But for college sophomores and above, take some time to think about last year. Which courses felt the most valuable? Which courses did you struggle with the most? Soon you’ll want to set a study schedule (see the next tip) based on your reflections about your academics.
Next, think about your extracurriculars. Make a list of the groups that added the most to your life. Then list the groups that you didn’t get much out of. It might be time to leave those groups that didn’t fulfill you and focus on the extracurriculars that added the most to your life.
You’ll also need to think about your job situation. If you’re not working, then you can skip this part. But if you are working, ask yourself if your schedule and the working conditions at your current job are good enough to keep you there. If they’re not, then it’s time to look for a new job.
Set a Study Schedule
You’ve reflected on your academics and thought about which courses went well, which classes you could’ve done better in, and which ones didn’t add value to your life. Did you set a study schedule last year? If you didn’t, now is the perfect time to make a schedule for doing homework and extra studying this fall.
Even if you think, “I’m not the kind of person who sticks to a schedule,” try it out. Remember that you only have a limited time, roughly four years, to finish your college education. This is the time in your life to treat studying like it’s your job, and that means sticking to a schedule.
Make a plan of attack for studying this fall. Specifically dedicate time to the courses that you think will be the most challenging. Stick to your study schedule as best as you can.
Pick a Study Spot
Similarly, think about where you accomplished the most last year. Do you study the best in your dorm room with soft music playing in the background? Or are you at your best when you’re in the library?

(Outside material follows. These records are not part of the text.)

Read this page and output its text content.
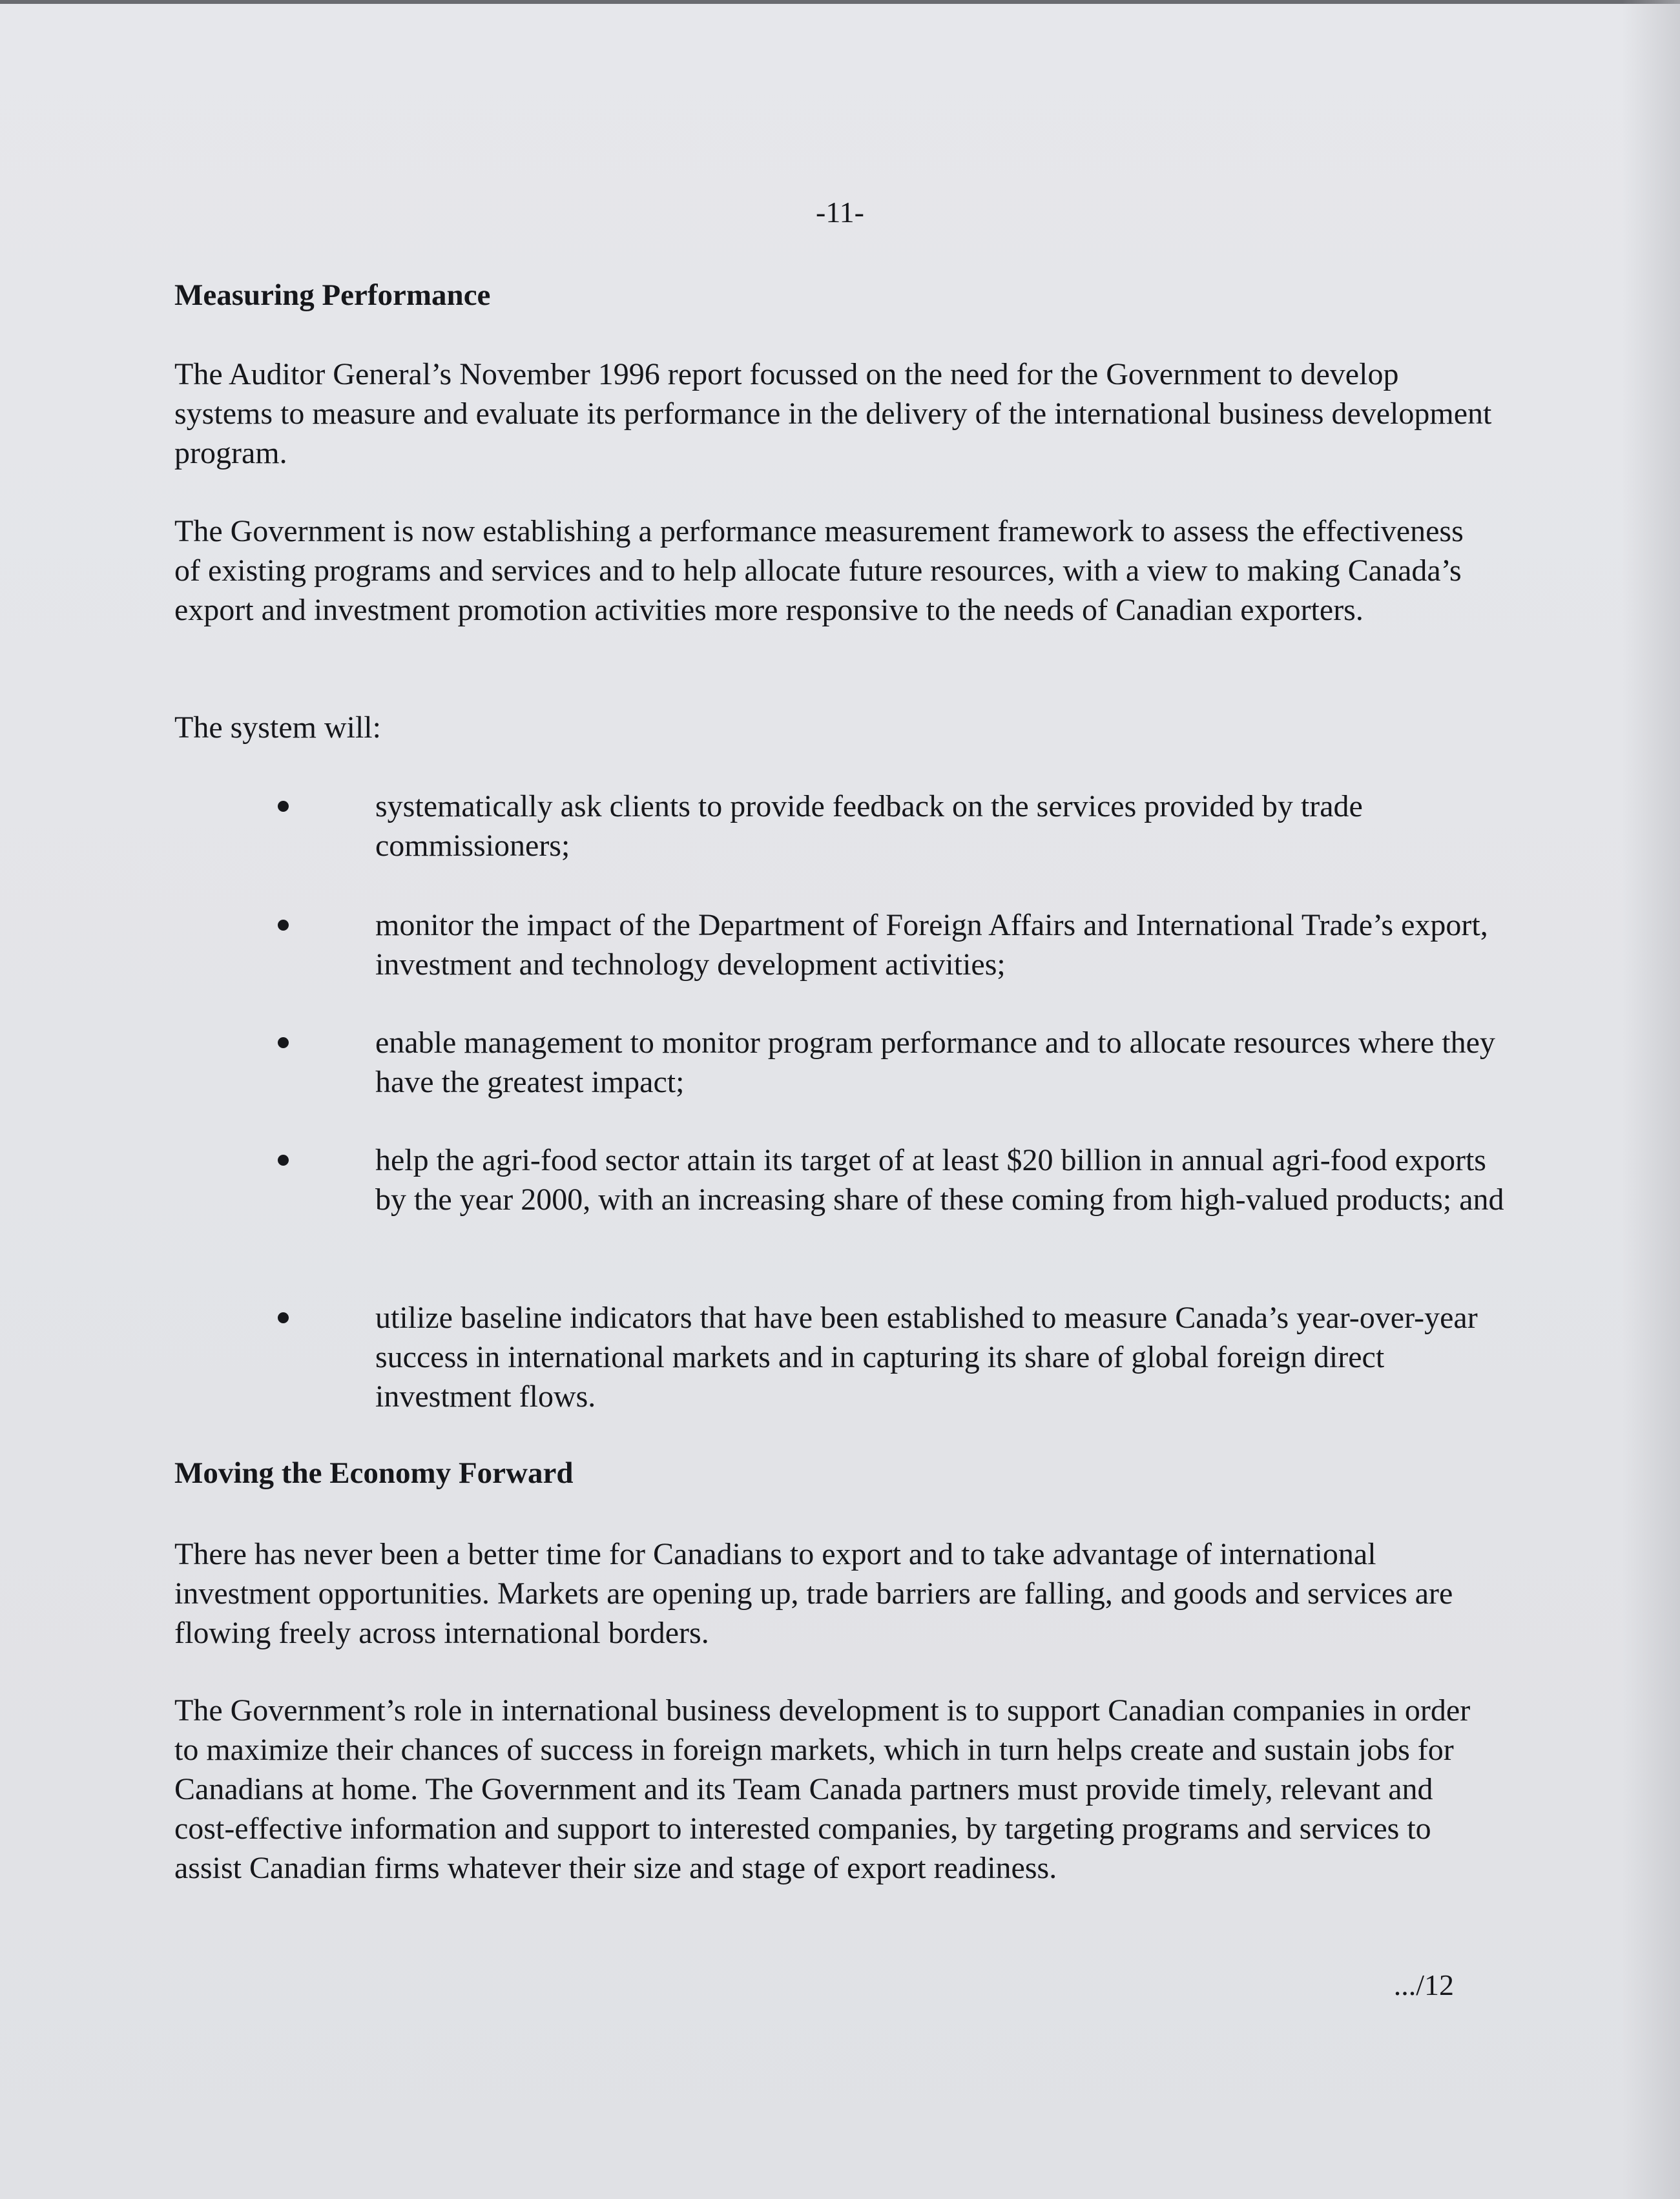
-11-

Measuring Performance

The Auditor General’s November 1996 report focussed on the need for the Government to develop systems to measure and evaluate its performance in the delivery of the international business development program.

The Government is now establishing a performance measurement framework to assess the effectiveness of existing programs and services and to help allocate future resources, with a view to making Canada’s export and investment promotion activities more responsive to the needs of Canadian exporters.

The system will:

systematically ask clients to provide feedback on the services provided by trade commissioners;

monitor the impact of the Department of Foreign Affairs and International Trade’s export, investment and technology development activities;

enable management to monitor program performance and to allocate resources where they have the greatest impact;

help the agri-food sector attain its target of at least $20 billion in annual agri-food exports by the year 2000, with an increasing share of these coming from high-valued products; and

utilize baseline indicators that have been established to measure Canada’s year-over-year success in international markets and in capturing its share of global foreign direct investment flows.

Moving the Economy Forward

There has never been a better time for Canadians to export and to take advantage of international investment opportunities. Markets are opening up, trade barriers are falling, and goods and services are flowing freely across international borders.

The Government’s role in international business development is to support Canadian companies in order to maximize their chances of success in foreign markets, which in turn helps create and sustain jobs for Canadians at home. The Government and its Team Canada partners must provide timely, relevant and cost-effective information and support to interested companies, by targeting programs and services to assist Canadian firms whatever their size and stage of export readiness.

.../12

Be honest with yourself here. If you know you do your best work on your own sitting next to the windows at the library, make that the first place you go to when it’s time to study. But if you know that you do best when you’re with a group of your friends in a study room or in the lounge at your dorm, then make that location your go-to.
But again, be honest with yourself about where you accomplish the most – and head to that spot first when it’s time to study.
Figure out the LMS
College freshmen, this one’s for you. Your high school probably used an online learning management system (LMS) where you could see your grades on assignments and submit work. The chances are good that your college uses a different LMS (there are a few out there). Each LMS has its own organization and quirks.
Spend a little bit of time clicking around and figuring out how your college’s LMS works before your first class. Some professors might even post information they want you to know before your first class online, so you’ll definitely want to check it at least once before your class meets.
Limit Your Distractions
Yes, TikTok is amazing, and it’s easy to spend hours scrolling on the app. But TikTok, like all other social media, has the potential to totally derail your life – and your college career. It can be so easy to fall into the trap of scrolling until your mind doesn’t even recognize what it’s seeing anymore.
Don’t let that happen to you. Focus your attention and your energy on your courses. Again, this is the time in your life to fully dedicate yourself to your studies and to get a degree. So, take steps to limit the distractions in your life.
Set up screen time limits on your phone. You might need to delete the app that’s taking up most of your time and energy. But remember, it’s hard to quit something cold turkey. Instead of completely removing the app from your life, try setting a timer whenever you open the app, and rewarding yourself for closing the app with a healthy reward.
Whether you’re starting your first year of college or you’re determined to make your senior year your best year yet, following through with these tips will help you succeed.